PHILADELPHIA – They aren’t the most obvious of pairings – Mr. Baseball Cap New Yawker and The Ethereal Goddess of Capes.

But Billy Joel and Stevie Nicks’ co-headlining romp through stadiums is effectively billed as “Two Icons, One Night” because despite their stylistic differences, their catalogs share the commonality of depth and endurance.

Their encore songs alone – the mesmerizing “Rhiannon” and sensitive “Landslide” for Nicks and a string of jukebox favorites including a bouncy “Uptown Girl” and pungent “It’s Still Rock And Roll to Me” for Joel – would top most artists’ repertoires.

But for these two, those songs are a mere smattering of their creative brilliance in the ‘70s and ‘80s, and exactly what a football stadium packed with fans wants to hear.

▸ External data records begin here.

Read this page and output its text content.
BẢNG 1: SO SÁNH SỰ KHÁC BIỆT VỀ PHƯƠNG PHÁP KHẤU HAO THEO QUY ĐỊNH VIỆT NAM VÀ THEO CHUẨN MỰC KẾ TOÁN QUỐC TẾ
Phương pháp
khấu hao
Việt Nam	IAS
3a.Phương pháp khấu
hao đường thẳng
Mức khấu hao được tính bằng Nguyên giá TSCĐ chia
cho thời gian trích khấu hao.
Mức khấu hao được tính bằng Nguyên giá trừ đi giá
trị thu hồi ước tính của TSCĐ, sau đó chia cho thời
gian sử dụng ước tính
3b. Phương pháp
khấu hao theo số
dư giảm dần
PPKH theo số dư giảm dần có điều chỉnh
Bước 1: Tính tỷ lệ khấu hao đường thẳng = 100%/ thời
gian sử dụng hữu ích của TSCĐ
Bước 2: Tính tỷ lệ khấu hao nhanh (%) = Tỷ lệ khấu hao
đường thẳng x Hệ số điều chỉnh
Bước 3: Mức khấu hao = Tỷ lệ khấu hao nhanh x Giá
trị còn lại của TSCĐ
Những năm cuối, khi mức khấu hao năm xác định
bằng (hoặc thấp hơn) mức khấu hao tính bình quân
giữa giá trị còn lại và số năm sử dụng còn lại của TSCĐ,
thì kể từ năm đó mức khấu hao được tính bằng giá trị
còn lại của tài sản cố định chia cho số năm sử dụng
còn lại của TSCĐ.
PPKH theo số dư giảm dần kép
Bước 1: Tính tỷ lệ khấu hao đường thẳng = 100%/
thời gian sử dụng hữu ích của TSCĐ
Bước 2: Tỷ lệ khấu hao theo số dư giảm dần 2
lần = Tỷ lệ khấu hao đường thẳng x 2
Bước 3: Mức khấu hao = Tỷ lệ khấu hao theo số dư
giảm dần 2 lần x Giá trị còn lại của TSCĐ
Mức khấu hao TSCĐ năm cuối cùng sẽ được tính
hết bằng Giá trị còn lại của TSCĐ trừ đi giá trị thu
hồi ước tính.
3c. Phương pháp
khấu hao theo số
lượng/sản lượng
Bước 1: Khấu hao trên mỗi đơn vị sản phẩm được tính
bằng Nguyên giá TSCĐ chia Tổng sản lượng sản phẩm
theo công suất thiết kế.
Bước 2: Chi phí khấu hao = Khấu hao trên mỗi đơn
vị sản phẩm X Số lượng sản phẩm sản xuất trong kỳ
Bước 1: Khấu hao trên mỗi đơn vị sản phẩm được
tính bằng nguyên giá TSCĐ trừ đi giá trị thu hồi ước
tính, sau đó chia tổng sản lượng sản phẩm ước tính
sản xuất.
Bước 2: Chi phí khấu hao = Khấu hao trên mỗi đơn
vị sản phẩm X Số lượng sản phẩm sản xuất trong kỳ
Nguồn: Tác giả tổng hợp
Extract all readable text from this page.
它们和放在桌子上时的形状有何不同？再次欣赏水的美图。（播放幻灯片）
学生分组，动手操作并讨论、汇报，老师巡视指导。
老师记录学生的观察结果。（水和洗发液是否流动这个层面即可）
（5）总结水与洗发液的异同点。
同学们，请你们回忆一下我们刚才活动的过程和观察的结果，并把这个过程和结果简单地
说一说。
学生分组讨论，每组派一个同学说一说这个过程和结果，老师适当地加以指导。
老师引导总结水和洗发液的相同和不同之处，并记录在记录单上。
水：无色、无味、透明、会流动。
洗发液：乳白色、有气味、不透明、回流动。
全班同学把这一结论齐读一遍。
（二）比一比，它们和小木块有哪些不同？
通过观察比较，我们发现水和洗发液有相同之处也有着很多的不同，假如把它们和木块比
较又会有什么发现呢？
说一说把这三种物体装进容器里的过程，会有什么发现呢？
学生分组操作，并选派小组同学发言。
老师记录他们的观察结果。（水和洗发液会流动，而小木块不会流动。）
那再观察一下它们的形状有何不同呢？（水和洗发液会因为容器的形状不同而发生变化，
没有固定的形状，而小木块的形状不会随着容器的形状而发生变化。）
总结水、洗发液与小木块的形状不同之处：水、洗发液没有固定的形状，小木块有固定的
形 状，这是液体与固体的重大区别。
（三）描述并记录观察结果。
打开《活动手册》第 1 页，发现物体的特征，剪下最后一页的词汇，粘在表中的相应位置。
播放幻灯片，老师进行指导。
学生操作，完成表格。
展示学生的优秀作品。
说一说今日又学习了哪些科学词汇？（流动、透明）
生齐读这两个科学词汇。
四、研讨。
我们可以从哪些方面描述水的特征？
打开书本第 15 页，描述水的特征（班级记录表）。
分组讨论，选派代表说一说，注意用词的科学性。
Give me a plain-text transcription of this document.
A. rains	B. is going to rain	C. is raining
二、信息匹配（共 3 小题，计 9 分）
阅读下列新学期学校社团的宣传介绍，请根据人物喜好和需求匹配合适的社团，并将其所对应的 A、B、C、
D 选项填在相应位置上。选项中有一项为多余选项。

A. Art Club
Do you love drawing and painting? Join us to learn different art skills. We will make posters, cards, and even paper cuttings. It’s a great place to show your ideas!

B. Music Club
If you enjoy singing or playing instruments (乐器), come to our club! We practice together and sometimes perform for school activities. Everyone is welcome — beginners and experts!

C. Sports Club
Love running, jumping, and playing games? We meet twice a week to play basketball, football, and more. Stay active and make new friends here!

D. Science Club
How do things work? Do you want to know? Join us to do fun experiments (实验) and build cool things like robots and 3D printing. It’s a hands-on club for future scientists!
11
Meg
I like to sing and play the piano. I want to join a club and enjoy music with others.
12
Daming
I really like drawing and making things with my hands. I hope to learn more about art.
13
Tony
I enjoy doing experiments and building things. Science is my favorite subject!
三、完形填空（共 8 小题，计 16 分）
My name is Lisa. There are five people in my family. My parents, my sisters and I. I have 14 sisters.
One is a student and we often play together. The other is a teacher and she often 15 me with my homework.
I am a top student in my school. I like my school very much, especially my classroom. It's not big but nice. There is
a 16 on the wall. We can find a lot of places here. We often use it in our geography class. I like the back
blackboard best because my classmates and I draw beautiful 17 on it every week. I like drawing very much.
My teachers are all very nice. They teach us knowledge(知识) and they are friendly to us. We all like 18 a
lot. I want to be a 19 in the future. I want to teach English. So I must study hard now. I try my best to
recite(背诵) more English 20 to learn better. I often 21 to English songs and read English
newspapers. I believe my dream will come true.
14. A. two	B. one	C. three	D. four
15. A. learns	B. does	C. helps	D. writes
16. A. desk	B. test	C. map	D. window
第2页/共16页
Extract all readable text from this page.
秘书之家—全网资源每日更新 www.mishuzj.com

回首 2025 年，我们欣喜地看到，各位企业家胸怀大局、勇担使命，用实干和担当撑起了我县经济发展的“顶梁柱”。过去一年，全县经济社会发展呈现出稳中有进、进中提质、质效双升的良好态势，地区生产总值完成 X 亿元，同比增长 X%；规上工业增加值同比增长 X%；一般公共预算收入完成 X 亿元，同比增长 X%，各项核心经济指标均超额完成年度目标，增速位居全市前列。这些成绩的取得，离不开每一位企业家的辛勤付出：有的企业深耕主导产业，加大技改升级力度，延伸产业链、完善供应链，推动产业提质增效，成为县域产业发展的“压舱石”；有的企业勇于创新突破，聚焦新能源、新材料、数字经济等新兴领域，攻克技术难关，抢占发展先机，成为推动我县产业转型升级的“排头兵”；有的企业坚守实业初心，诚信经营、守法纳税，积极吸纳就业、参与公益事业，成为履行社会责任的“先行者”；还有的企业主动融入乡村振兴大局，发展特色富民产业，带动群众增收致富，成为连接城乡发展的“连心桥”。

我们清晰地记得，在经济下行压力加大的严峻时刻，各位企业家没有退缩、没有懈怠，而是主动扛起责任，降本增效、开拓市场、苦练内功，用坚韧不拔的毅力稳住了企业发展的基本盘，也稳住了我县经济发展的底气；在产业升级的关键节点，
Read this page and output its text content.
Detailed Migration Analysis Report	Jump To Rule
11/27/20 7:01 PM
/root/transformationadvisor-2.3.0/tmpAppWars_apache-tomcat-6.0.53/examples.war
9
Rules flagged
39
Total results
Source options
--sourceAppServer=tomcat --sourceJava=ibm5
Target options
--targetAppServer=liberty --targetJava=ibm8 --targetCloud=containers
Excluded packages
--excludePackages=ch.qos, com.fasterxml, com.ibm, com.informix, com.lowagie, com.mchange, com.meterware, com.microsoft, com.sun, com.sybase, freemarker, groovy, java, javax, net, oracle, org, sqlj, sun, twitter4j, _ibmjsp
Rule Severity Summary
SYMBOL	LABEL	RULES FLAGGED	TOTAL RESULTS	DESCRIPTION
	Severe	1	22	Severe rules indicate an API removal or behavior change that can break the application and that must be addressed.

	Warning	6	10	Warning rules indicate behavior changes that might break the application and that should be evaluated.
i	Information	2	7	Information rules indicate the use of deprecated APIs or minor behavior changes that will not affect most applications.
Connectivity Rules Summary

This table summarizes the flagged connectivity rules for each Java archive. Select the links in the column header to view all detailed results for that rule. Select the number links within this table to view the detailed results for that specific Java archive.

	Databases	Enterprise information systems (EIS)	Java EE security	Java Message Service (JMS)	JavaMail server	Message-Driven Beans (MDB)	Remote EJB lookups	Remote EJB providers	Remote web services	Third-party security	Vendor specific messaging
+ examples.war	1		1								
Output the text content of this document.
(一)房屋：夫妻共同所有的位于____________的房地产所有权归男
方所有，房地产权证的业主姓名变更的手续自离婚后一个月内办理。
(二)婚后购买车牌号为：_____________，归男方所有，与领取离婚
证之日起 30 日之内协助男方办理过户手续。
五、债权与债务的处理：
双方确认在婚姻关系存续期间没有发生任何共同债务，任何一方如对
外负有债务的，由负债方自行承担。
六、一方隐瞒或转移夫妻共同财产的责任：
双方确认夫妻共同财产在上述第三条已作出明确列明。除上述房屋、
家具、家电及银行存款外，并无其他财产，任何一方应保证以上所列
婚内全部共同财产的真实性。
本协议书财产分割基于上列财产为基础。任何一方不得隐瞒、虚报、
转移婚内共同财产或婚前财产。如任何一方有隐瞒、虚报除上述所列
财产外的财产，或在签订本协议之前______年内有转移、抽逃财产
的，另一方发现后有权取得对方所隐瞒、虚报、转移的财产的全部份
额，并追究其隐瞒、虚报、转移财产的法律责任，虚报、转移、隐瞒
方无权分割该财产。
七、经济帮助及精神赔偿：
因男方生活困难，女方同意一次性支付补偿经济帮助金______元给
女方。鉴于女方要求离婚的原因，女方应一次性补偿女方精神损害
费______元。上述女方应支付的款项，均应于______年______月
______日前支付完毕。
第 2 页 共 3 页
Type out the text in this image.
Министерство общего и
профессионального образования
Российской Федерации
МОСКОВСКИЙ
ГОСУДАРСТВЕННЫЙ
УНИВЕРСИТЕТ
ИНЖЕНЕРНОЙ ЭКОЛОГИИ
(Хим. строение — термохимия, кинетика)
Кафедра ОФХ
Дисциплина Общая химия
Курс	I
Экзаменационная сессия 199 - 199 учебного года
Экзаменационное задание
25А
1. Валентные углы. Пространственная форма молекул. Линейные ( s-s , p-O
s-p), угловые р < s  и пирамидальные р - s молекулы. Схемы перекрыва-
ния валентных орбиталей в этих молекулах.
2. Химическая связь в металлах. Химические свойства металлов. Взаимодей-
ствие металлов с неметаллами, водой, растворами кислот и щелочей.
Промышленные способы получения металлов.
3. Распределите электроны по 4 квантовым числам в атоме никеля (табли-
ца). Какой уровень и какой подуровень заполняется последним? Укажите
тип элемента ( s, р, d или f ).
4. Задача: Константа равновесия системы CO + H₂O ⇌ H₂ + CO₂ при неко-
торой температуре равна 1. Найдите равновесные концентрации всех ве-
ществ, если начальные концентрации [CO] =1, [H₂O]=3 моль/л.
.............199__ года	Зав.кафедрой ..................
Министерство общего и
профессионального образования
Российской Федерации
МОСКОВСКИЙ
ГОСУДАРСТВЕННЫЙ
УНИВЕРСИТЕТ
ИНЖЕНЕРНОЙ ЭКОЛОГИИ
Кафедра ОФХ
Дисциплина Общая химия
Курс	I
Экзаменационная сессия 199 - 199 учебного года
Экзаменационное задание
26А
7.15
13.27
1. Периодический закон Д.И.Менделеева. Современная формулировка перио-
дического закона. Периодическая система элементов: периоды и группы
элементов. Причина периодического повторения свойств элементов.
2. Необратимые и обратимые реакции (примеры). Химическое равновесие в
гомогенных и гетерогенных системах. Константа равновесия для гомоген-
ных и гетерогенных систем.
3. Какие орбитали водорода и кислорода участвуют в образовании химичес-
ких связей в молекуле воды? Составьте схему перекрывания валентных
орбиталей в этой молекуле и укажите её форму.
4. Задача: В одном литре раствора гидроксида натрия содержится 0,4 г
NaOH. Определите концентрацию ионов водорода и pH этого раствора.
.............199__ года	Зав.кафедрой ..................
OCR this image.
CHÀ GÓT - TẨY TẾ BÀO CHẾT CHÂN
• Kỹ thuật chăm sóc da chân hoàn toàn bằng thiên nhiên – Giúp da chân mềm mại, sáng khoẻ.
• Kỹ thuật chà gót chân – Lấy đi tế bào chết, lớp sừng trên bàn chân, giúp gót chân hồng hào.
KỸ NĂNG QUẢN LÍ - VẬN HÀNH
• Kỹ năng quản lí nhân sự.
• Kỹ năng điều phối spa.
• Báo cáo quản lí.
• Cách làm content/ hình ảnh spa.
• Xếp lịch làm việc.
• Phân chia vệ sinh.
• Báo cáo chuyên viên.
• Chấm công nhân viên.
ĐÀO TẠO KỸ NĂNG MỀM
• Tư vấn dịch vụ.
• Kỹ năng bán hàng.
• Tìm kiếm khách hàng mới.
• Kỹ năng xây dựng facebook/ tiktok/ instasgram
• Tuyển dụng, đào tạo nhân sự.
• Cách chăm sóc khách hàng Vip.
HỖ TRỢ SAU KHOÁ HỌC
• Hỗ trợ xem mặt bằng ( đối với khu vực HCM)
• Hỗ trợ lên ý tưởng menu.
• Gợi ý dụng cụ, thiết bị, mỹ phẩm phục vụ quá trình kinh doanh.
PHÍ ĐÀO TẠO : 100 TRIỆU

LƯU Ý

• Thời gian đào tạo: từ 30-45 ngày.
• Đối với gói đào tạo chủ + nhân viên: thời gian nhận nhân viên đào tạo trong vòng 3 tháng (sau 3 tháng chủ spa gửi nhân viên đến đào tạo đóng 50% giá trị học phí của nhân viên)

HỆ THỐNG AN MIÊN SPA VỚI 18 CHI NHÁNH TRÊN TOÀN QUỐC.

Billy Joel pays tribute to Tina TurnerAs Joel succinctly noted, “We’ll do the same old (stuff) we did the last time we were here.”

No surprise at the mighty roar of a crowd response Friday at Lincoln Financial Field in Philadelphia, the third show of the joint outing that will play cities including Baltimore, Minneapolis and Arlington, Texas, through March.

A tribute to Tina Turner

As with recent performances, Nicks took the stage at sunset for about an hour and 45 minutes and Joel closed the night with two hours of radio fodder and fan favorites (hi, “Captain Jack”).

Though no one expects – or wants – any drastic deviations from their adroitly crafted setlists, a couple of spotlight moments emerged.

Joel, 74, offered Tom Petty-esque vocals to counter Nicks, 75, on “Stop Draggin’ My Heart Around” (it wasn’t the tidiest of duets as Joel missed his cue to start singing and then his microphone blanked for several seconds). And during Joel’s percussive “River of Dreams,” he and his exemplary band swung into Tina Turner’s “River Deep, Mountain High,” with the multifaceted Crystal Taliefero belting and brass masters Mark Rivera and Carl Fischer coating the tribute with spiky horns.

Stevie Nicks conjures spirits, expels emotions

Nicks, looking resplendent in layers of black, her crimped blond hair flowing halfway down her back, offered her comforting warble on both solo and Fleetwood Mac treasures.

The overlooked “If Anyone Falls” paired with “Gypsy,” allowing Nicks’ two backup singers to add plushness to the choruses.